Ces dernières semaines, j’ai proposé à Carine Verschaeve de me parler de son métier. Je connais Carine grâce à la collection du Cercle dont elle est l’éditrice, et pour laquelle j’ai été lectrice ambassadrice il y a quelques années. Aujourd’hui, elle répond à quelques questions concernant sa vision du métier !

 

Peux-tu nous résumer ton parcours en quelques mots ? Depuis combien de temps travailles-tu pour les éditions Belfond ?

Je fais partie de ces personnes qui ont su très tôt ce qu’elles voudraient faire dans la vie. Dès l’âge de douze ans, je me suis renseignée sur les études recommandées pour être éditrice et j’ai suivi chacune de ces étapes, que j’avais notées sur un petit bout de papier, tout au long de mon cursus scolaire, sans me poser trop de questions – ce qui, avec le recul, me semble totalement fou et naïf !
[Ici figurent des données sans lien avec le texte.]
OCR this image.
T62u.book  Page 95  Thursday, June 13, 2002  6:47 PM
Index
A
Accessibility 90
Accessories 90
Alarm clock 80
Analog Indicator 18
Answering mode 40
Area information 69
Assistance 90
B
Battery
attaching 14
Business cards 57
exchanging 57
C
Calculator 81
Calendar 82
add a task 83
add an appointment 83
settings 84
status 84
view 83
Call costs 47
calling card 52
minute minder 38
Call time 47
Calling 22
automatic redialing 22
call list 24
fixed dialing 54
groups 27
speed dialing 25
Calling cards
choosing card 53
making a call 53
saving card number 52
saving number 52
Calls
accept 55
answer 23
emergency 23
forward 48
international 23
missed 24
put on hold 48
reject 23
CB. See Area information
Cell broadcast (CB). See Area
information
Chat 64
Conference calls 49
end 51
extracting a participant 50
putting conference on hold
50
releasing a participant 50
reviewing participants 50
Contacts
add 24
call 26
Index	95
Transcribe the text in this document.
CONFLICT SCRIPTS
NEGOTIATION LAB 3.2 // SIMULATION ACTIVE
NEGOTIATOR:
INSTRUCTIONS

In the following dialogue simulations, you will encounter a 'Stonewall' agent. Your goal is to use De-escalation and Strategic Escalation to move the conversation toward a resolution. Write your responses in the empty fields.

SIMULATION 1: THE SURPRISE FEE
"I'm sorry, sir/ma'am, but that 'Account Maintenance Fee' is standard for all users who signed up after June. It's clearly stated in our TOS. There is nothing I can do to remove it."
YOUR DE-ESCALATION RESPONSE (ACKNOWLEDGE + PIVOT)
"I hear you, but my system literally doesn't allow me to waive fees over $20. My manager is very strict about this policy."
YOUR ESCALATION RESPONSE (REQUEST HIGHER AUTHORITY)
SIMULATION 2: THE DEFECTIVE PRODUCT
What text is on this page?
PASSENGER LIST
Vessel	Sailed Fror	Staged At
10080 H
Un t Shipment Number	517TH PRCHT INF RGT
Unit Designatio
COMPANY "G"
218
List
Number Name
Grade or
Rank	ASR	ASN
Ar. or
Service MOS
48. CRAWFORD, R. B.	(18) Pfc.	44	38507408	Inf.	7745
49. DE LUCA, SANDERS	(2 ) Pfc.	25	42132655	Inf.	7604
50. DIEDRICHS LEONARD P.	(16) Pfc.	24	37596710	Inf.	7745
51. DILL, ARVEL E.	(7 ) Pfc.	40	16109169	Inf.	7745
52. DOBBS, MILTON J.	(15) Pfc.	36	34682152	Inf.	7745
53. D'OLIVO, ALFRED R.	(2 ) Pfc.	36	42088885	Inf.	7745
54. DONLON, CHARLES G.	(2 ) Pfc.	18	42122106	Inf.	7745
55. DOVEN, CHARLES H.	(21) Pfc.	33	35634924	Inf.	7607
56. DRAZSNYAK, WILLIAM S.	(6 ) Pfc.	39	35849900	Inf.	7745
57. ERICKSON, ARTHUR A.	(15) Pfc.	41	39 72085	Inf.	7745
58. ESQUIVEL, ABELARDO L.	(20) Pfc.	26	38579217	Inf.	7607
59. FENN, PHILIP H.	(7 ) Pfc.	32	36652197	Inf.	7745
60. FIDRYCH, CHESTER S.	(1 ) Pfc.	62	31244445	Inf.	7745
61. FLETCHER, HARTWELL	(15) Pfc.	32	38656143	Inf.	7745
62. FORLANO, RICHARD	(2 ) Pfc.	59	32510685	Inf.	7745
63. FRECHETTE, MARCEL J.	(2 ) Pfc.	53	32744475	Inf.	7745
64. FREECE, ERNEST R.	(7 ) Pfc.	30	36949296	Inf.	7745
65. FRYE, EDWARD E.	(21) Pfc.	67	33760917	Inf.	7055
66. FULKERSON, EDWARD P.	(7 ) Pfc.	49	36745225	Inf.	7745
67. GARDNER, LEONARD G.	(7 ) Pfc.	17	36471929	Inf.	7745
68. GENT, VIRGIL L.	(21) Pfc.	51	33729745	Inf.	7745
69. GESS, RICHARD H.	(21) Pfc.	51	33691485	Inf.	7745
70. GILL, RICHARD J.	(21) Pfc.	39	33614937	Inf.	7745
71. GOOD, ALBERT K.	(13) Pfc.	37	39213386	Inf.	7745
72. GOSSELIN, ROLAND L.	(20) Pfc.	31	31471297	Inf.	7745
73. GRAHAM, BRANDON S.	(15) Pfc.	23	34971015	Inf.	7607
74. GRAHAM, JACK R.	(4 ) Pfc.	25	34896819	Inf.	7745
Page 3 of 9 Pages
Tout le monde me disait que ce serait difficile d’intégrer ce milieu sans réseau ni nom, ce qui était mon cas avec des parents commerçants. C’est vrai que c’est difficile, qu’il faut s’accrocher comme dans tous les milieux de la culture. Mais quand ça vaut le coup. J’ai enchaîné les stages et les petits boulots pendant trois ans dans plein de maisons très différentes, d’ETAI, une marque spécialisée dans les beaux livres sur les véhicules, à Pocket Jeunesse, au moment du lancement d’Hunger Games, en passant par les guides de voyage Gallimard et les ouvrages de sciences humaines (ma vocation première).

La chance m’a souri de manière inattendue quand j’ai répondu à une offre d’assistante éditoriale chez Belfond, pour le domaine étranger, dirigé alors par Françoise Triffaux à qui je dois énormément. Curieusement, je n’avais jamais envisagé de travailler dans une maison littéraire. Pourtant, presque onze ans plus tard, me voici toujours chez Belfond, une jolie maison où l’on se sent bien, avec une équipe de choc et des auteurs incroyables, où je m’occupe désormais de deux collections, le Cercle et Belfond noir.


Aujourd’hui, tu édites principalement des romans étrangers. Qu’est ce qui te plaît beaucoup dans le fait de travailler sur des livres venus d’ailleurs ?

C’est certainement idiot ce que je vais dire, mais travailler au sein d’un domaine de littérature étrangère, c’est comme ouvrir plein de fenêtres sur le monde littéraire. Les décors, les thématiques, les enjeux sociétaux, culturels et même les personnages sont différents en littérature étrangère. Par ailleurs, ce travail sur la langue me plaisait beaucoup. J’aime beaucoup la langue anglaise ; lire des romans en VO pour décider de leur éventuelle passage en VF a un côté ludique très intéressant. C’est comme une formation en langue étrangère intensive.

Bien que je ne sois pas traductrice, j’en apprends tous les jours sur le style infini des langues avec lesquelles nous cohabitons. Chacune a ses spécificités. Trouver leur voix française, voir cette matière prendre une forme nouvelle est un plaisir. J’adore me dire que, à notre petit niveau, nous, les éditeurs, pouvons faire découvrir des choses au public français. Quand celui-ci adhère, la joie est totale !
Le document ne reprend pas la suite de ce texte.